Doç. Dr. Gönül Çiçek Şentürk, 1 Aralık Dünya AIDS Günü kapsamında HIV enfeksiyonunda Türkiye'deki artışa, erken tanının önemine dikkat çekti. Doç. Dr. Çiçek Şentürk, "AIDS'te bulaş cinsel yolla ve kan yoluyla oluyor. Öpmek, sarılmak, aynı ortamda bulunmak, aynı masada oturmak, yemek yemek gibi durumlarla kesinlikle bulaşmıyor. Cinsel ve kan yoluyla bulaşı da tedaviyle neredeyse sıfıra indiriyoruz. Erken tanı ve tedavi ile hastalar AIDS tablosuna ilerlemiyorlar. Neredeyse normal bir insanın hayatına yakın bir konforda yaşamlarını devam ettiriyorlar. Normal yollar ile çocuk sahibi olabiliyorlar. HIV enfeksiyonu, alındıktan sonra yaklaşık ilk 1 ay içinde akut retroviral sendrom dediğimiz halsizlik, yorgunluk, ateş, boğaz ağrısı, döküntü ve ishal gibi spesifik olmayan bulgular ile seyredebilir. Genel olarak birçok kişi bu bulguları HIV enfeksiyonuna bağlamaz ve belirli süre sonra bulgular kaybolur. Bulgular geçtikten sonra kişiden kişiye değişmekle birlikte 5-7 yıl sonra AIDS evresine ilerler. AIDS evresine gelince kilo kaybı, halsizlik, öksürük, balgam, gece terlemesi, nörolojik bulgular gibi çok geniş bir yelpazede belirtiler ortaya çıkabiliyor" ifadelerini kullandı.

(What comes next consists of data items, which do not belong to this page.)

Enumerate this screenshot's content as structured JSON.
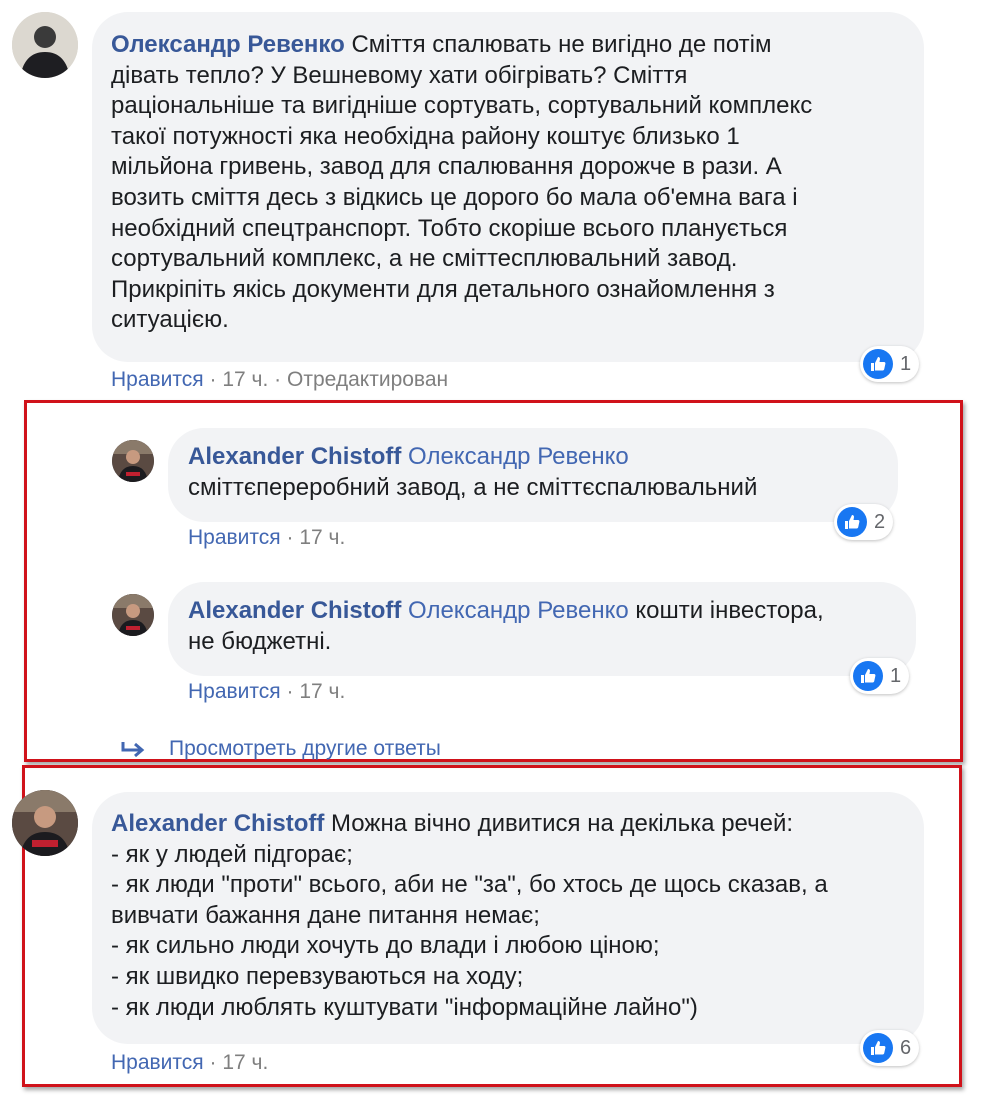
{
  "comments": [
    {
      "author": "Олександр Ревенко",
      "text": "Сміття спалювать не вигідно де потім\nдівать тепло? У Вешневому хати обігрівать? Сміття\nраціональніше та вигідніше сортувать, сортувальний комплекс\nтакої потужності яка необхідна району коштує близько 1\nмільйона гривень, завод для спалювання дорожче в рази. А\nвозить сміття десь з відкись це дорого бо мала об'емна вага і\nнеобхідний спецтранспорт. Тобто скоріше всього планується\nсортувальний комплекс, а не сміттесплювальний завод.\nПрикріпіть якісь документи для детального ознайомлення з\nситуацією.",
      "like_label": "Нравится",
      "time": "17 ч.",
      "edited": "Отредактирован",
      "reactions": "1"
    },
    {
      "author": "Alexander Chistoff",
      "mention": "Олександр Ревенко",
      "text": "сміттєпереробний завод, а не сміттєспалювальний",
      "like_label": "Нравится",
      "time": "17 ч.",
      "reactions": "2"
    },
    {
      "author": "Alexander Chistoff",
      "mention": "Олександр Ревенко",
      "text_inline": "кошти інвестора,",
      "text": "не бюджетні.",
      "like_label": "Нравится",
      "time": "17 ч.",
      "reactions": "1"
    },
    {
      "author": "Alexander Chistoff",
      "text_inline": "Можна вічно дивитися на декілька речей:",
      "text": "- як у людей підгорає;\n- як люди \"проти\" всього, аби не \"за\", бо хтось де щось сказав, а\nвивчати бажання дане питання немає;\n- як сильно люди хочуть до влади і любою ціною;\n- як швидко перевзуваються на ходу;\n- як люди люблять куштувати \"інформаційне лайно\")",
      "like_label": "Нравится",
      "time": "17 ч.",
      "reactions": "6"
    }
  ],
  "more_replies": "Просмотреть другие ответы",
  "separator": "·",
  "icons": {
    "like": "thumbs-up-icon",
    "reply": "reply-arrow-icon"
  },
  "colors": {
    "author": "#385898",
    "link": "#4267b2",
    "bubble": "#f2f3f5",
    "like_badge": "#1877f2",
    "highlight_border": "#d0121a"
  }
}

'ERKEN TANI İLE GELMELERİNİ İSTİYORUZ'
Doç. Dr. Şentürk, Dünya Sağlık Örgütü verilerine ilişkin, "Amerika ve Avrupa'da HIV ile yaşayan kişi sayısında düşüş var; ancak Türkiye'de son yıllarda ciddi bir artış mevcut. Bu artışın sebebini araştırmak gerekir; fakat erken tanı insanların yaşam konforunu artırıyor, normale yakın bir yaşam sağlıyor ve bulaşı engelliyor. Tanı geciktikçe hem bulaş riski artıyor hem de tedaviye rağmen kaliteli yaşam yılı süresi azalıyor. Türkiye'de aslında sessiz bir pandemi var. Hastanemiz Kırım Kongo Kanamalı Ateşi sevk merkezi. Hastanemizde AIDS nedeniyle ölenlerin sayısı Kırım Kongo'dan ölenlerin sayısından 5 kat fazla. Maalesef hastaların bir kısmına ilk tanıyı yoğun bakımda koyuyoruz. Bir kısmı tüm çabalarımıza rağmen kaybediliyor. Erken tanı konunca insanlar normale yakın bir yaşam sürüyorlar. Türkiye'de tedavi olanakları birçok Avrupa ülkesine göre oldukça konforlu; primer tedavideki çok sayıda ilaç geri ödeme kapsamında. Bugüne kadar tedavi isteyip ancak alamayan hiçbir hastamız olmadı. Sadece insanların erken test yaptırmasını ve erken tanı ile gelmesini istiyoruz. HIV enfeksiyonu bugün her yaş grubunu etkileyen bir enfeksiyon" ifadelerini kullandı.
Damgalanma korkusunun test yaptırmanın önündeki en büyük engellerden biri olduğunu belirten Doç. Dr. Şentürk, "Son 10 yıl içinde HIV bulaşı açısından herhangi bir riskli davranış içinde bulunan kişiler lütfen test yaptırsın. Birçok ilde belediyeler tarafından anonim test merkezleri bulunuyor. Bu merkezlerde isim vermeden test yaptırılabiliyor. Test pozitif çıkarsa kişiye bildirilip yönlendirme yapılıyor. Gençlere doğru bir yaş eğilimi var; ancak bugün 7'den 70'e her yaş grubunu etkileyen bir enfeksiyon. Erken tanı hem bulaştırıcılığı azaltır hem tedavi başarısını artırır hem de konforlu bir yaşam sağlar" diye konuştu.